The border between the United States and Mexico runs six hundred seventy-five miles from the Rio Grande to the Pacific coast. In the single-digit 2000’s, the U.S. government launched a campaign to try to increase the number of arrests and deportations or punishments it imposed on people crossing the border illegally. There are checkpoints where people can begin a process of legal immigration. Illegal border-crossing involves criminal law, but the processes of immigration and obtaining citizenship are civil law.
When politicians decided to get “tough on immigration” there was a surge in drug-smugglers and people-smugglers. Rival gangs are fighting. The result is more illegality than ever. The smugglers kidnap their customers who have relatives in the United States, corral them in temporary structures in southwestern cities and towns, and demand ransom money from the relatives.
After spending some time combing the desert for illegals, the author was transferred to a couple of different air-conditioned offices. He generated intelligence reports on drug traffickers, and watched video feeds from surveillance towers. If he saw, for instance, people cutting a hole in a pedestrian fence to go through, he notified officers via radio in the field to chase after them and arrest them. The officers might request help from tribal police, if the incident involved people from or on an Indian reservation.

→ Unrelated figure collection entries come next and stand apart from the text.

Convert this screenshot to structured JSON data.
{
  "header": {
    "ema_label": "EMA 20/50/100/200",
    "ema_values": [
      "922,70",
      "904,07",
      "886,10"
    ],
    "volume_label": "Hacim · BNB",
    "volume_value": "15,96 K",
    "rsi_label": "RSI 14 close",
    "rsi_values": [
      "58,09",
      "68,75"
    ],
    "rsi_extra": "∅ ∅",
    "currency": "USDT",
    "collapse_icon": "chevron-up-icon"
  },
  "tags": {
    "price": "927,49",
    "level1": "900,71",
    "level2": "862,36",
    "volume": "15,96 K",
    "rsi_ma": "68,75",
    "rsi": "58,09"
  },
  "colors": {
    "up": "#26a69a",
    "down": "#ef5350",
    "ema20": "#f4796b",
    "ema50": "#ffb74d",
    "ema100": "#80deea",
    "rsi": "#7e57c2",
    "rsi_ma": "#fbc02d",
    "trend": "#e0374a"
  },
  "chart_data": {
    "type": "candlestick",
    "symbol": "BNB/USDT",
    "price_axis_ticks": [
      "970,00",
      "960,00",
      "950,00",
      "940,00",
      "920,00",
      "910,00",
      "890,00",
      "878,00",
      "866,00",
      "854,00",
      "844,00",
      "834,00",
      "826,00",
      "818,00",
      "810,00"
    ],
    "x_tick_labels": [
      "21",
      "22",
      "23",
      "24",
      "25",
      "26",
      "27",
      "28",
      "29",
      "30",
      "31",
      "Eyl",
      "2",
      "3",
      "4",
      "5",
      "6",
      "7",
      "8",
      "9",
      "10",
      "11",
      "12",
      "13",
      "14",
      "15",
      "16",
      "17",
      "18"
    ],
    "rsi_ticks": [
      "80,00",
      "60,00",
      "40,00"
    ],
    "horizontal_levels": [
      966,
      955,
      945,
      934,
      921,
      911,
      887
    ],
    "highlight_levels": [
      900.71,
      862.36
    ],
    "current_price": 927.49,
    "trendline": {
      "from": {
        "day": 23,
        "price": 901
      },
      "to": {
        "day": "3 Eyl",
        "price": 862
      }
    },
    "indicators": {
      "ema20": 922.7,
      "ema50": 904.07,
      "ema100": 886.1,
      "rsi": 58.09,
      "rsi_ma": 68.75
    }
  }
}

Border patrol offices keep a database on all sorts of statistics on the nature of the border-crossers. The author surfed the Internet for “news” stories on kidnappings and was continually depressed by the steady stream of deaths of illegals from various countries in Central and South America. The language in the stories was slanted either to incite hatred against immigrants, or arouse sympathy for them.
The author befriended a Mexican-born man at a coffeehouse in the United States near the border. In a legal case that came to pass in connection therewith, the man’s boss claimed when she hired him, he filled in the paperwork properly, and he had a Social Security Number. But she gave him 1099 status (meaning, independent contractor– not a regular employee). She claimed she had no clue about his immigration status.